PMS: Symptome, Behandlungen und mehr des prämenstruellen Syndroms
Kayla Snel/Stocksy

PMS verstehen

Prämenstruelles Syndrom (PMS) bezieht sich auf Veränderungen der Stimmung und Emotionen, der körperlichen Gesundheit und des Verhaltens, die:

  • entwickeln sich zwischen dem Eisprung und dem Beginn Ihrer Periode (ungefähr die 2 Wochen vor Ihrer Periode)
  • bis einige Tage nach Beginn Ihrer Periode anhalten
  • tauchen regelmäßig jeden Monat auf
  • Auswirkungen auf das tägliche Leben und regelmäßige Aktivitäten haben.

PMS ist ein sehr häufiges Problem. Fast 48 Prozent der Frauen im gebärfähigen Alter leiden unter PMS, und bei etwa 20 Prozent von ihnen sind die Symptome so schwerwiegend, dass sie ihre normale Routine beeinträchtigen.

Im Gegensatz zu dem, was manche Leute vermuten, ist PMS eine echte Erkrankung, die das tägliche Leben stören und erhebliche körperliche Beschwerden und emotionalen Stress verursachen kann.

Im Folgenden werden wir die Symptome von PMS im Detail behandeln und einige Tipps geben, wie Sie Unterstützung und Linderung Ihrer Symptome erhalten.

Symptome von PMS

Während PMS häufig leichte oder mittelschwere Symptome mit sich bringt, die das tägliche Leben nicht wesentlich beeinträchtigen, können die Symptome schwerwiegend genug sein, um Ihre täglichen Aktivitäten und Ihr allgemeines Wohlbefinden zu beeinträchtigen.

Wenn Sie PMS haben, treten die Symptome regelmäßig vor jeder Menstruation auf.
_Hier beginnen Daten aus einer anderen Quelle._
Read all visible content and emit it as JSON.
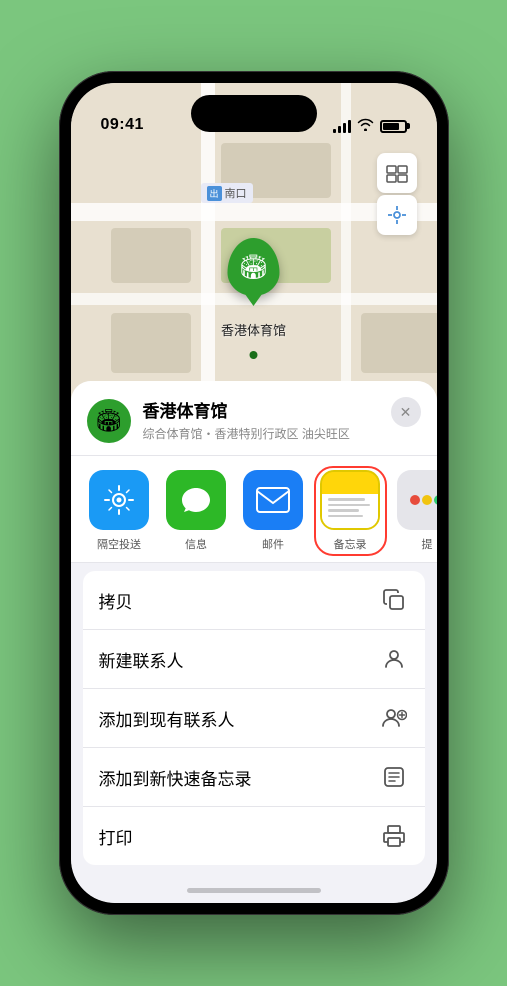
{
  "statusBar": {
    "time": "09:41",
    "locationIndicator": "▶"
  },
  "map": {
    "labelNankou": "南口",
    "labelPrefix": "出"
  },
  "venueMarker": {
    "name": "香港体育馆",
    "icon": "🏟"
  },
  "venueCard": {
    "name": "香港体育馆",
    "subtitle": "综合体育馆・香港特别行政区 油尖旺区",
    "icon": "🏟",
    "closeLabel": "✕"
  },
  "shareRow": {
    "items": [
      {
        "id": "airdrop",
        "label": "隔空投送",
        "icon": "📡",
        "class": "airdrop"
      },
      {
        "id": "messages",
        "label": "信息",
        "icon": "💬",
        "class": "messages"
      },
      {
        "id": "mail",
        "label": "邮件",
        "icon": "✉",
        "class": "mail"
      },
      {
        "id": "notes",
        "label": "备忘录",
        "icon": "notes",
        "class": "notes"
      },
      {
        "id": "more",
        "label": "提",
        "icon": "more",
        "class": "more"
      }
    ]
  },
  "actionList": [
    {
      "id": "copy",
      "label": "拷贝",
      "icon": "copy"
    },
    {
      "id": "new-contact",
      "label": "新建联系人",
      "icon": "person"
    },
    {
      "id": "add-contact",
      "label": "添加到现有联系人",
      "icon": "person-add"
    },
    {
      "id": "add-note",
      "label": "添加到新快速备忘录",
      "icon": "note"
    },
    {
      "id": "print",
      "label": "打印",
      "icon": "print"
    }
  ]
}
Möglicherweise treten nur einige der unten aufgeführten Symptome oder mehrere auf, aber PMS umfasst typischerweise mindestens ein paar verschiedene Symptome.
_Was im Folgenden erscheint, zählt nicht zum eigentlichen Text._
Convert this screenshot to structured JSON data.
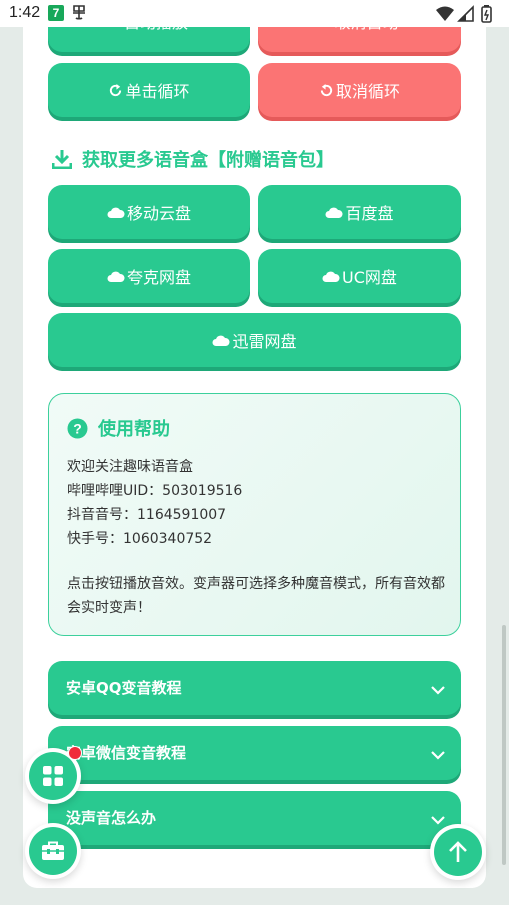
{
  "status_bar": {
    "time": "1:42",
    "notif_badge": "7"
  },
  "top_buttons": {
    "autoplay": "自动播放",
    "cancel_auto": "取消自动",
    "single_loop": "单击循环",
    "cancel_loop": "取消循环"
  },
  "download_section": {
    "title": "获取更多语音盒【附赠语音包】",
    "buttons": [
      "移动云盘",
      "百度盘",
      "夸克网盘",
      "UC网盘",
      "迅雷网盘"
    ]
  },
  "help": {
    "title": "使用帮助",
    "lines": [
      "欢迎关注趣味语音盒",
      "哔哩哔哩UID：503019516",
      "抖音音号：1164591007",
      "快手号：1060340752"
    ],
    "paragraph": "点击按钮播放音效。变声器可选择多种魔音模式，所有音效都会实时变声！"
  },
  "accordions": [
    "安卓QQ变音教程",
    "安卓微信变音教程",
    "没声音怎么办"
  ],
  "colors": {
    "accent": "#29c990",
    "danger": "#fb7474",
    "badge": "#f02b3a"
  },
  "icons": {
    "autoplay": "play-icon",
    "cancel_auto": "pause-icon",
    "single_loop": "redo-icon",
    "cancel_loop": "undo-icon",
    "section": "download-icon",
    "cloud": "cloud-icon",
    "help": "question-circle-icon",
    "accordion": "chevron-down-icon",
    "fab_menu": "grid-icon",
    "fab_tools": "toolbox-icon",
    "fab_top": "arrow-up-icon"
  }
}
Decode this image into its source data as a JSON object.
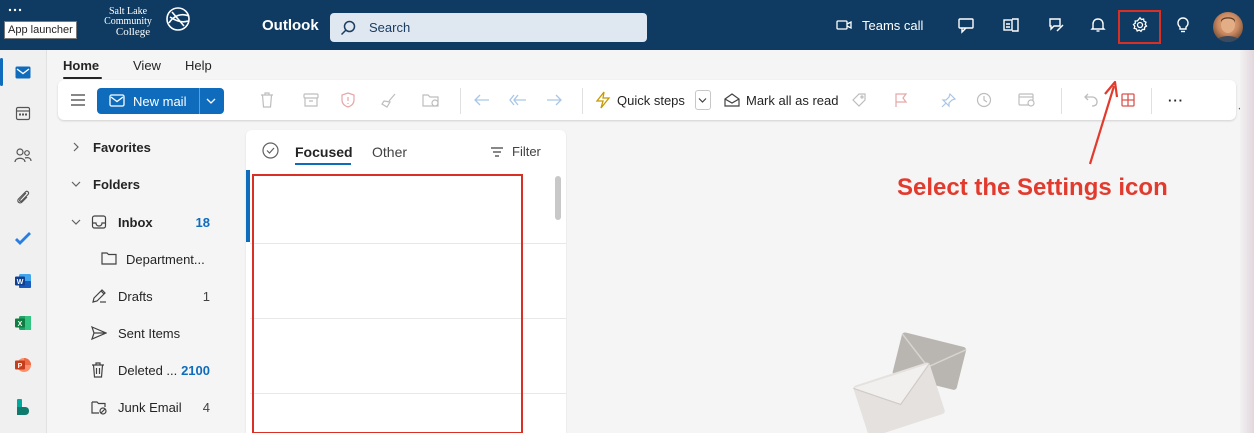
{
  "topbar": {
    "tooltip": "App launcher",
    "logo": {
      "line1": "Salt Lake",
      "line2": "Community",
      "line3": "College"
    },
    "app_name": "Outlook",
    "search_placeholder": "Search",
    "teams_label": "Teams call"
  },
  "rail": {
    "items": [
      "mail-icon",
      "calendar-icon",
      "people-icon",
      "attach-icon",
      "todo-icon",
      "word-icon",
      "excel-icon",
      "powerpoint-icon",
      "bookings-icon"
    ]
  },
  "ribbon": {
    "tabs": [
      "Home",
      "View",
      "Help"
    ],
    "new_mail": "New mail",
    "quick_steps": "Quick steps",
    "mark_all_read": "Mark all as read",
    "more": "···"
  },
  "folders": {
    "favorites": "Favorites",
    "folders": "Folders",
    "items": [
      {
        "label": "Inbox",
        "count": "18"
      },
      {
        "label": "Department...",
        "count": ""
      },
      {
        "label": "Drafts",
        "count": "1"
      },
      {
        "label": "Sent Items",
        "count": ""
      },
      {
        "label": "Deleted ...",
        "count": "2100"
      },
      {
        "label": "Junk Email",
        "count": "4"
      }
    ]
  },
  "message_list": {
    "focused": "Focused",
    "other": "Other",
    "filter": "Filter"
  },
  "annotation": "Select the Settings icon",
  "colors": {
    "topbar": "#0f3b63",
    "accent": "#0f6cbd",
    "annotation": "#e23b2e"
  }
}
Emotionale und Verhaltenssymptome

Zu den PMS-bedingten Veränderungen Ihrer Stimmung, Ihrer Emotionen und Ihres Verhaltens können gehören:

  • Angst, Unruhe oder Nervosität

  • ungewöhnliche Wut und Reizbarkeit
  • Veränderungen des Appetits, einschließlich gesteigertes Verlangen nach Nahrung, insbesondere nach Süßigkeiten
  • Veränderungen des Schlafmusters, einschließlich Müdigkeit und Schlafstörungen

  • eine traurige oder niedergeschlagene Stimmungwas zu Tränen oder plötzlichem, unkontrollierbarem Weinen führen kann
  • schnelle Stimmungsschwankungen und emotionale Ausbrüche

  • verminderter Sexualtrieb
  • Schwierigkeiten, sich zu konzentrieren oder sich an Informationen zu erinnern

Körperliche symptome

Bei PMS werden Sie wahrscheinlich auch einige körperliche Symptome bemerken, wie zum Beispiel:

  • Blähungen
  • Krämpfe
  • wunde und geschwollene Brüste
  • Akne
  • Verstopfung
  • Durchfall
  • Kopfschmerzen
  • Rücken- und Muskelschmerzen
  • ungewöhnliche Empfindlichkeit gegenüber Licht oder Geräuschen
  • ungewöhnliche Ungeschicklichkeit

Wann beginnen PMS-Symptome?

Im Durchschnitt dauert der Menstruationszyklus etwa 28 Tage. Wenn Sie einen durchschnittlich langen Zyklus haben:

  • Der Eisprung oder die Freisetzung der Eizelle aus den Eierstöcken findet um den 14. Tag herum oder in der Mitte des Zyklus statt.
  • PMS-Symptome können jederzeit nach dem Eisprung auftreten (obwohl sie normalerweise in der Woche vor Ihrer Periode beginnen) und bis etwa 5 Tage nach Beginn der Menstruation anhalten.
  • Die Menstruation oder Blutung beginnt am 28. Tag des Zyklus.

Erfahren Sie mehr über die Stadien des Menstruationszyklus.

Was verursacht PMS?

Wissenschaftliche Forschung hat nicht zu einer schlüssigen Ursache von PMS geführt oder zu einer Erklärung dafür, warum manche Menschen es stärker als andere erleben. Allerdings haben Forscher einige verschiedene Theorien vorgeschlagen.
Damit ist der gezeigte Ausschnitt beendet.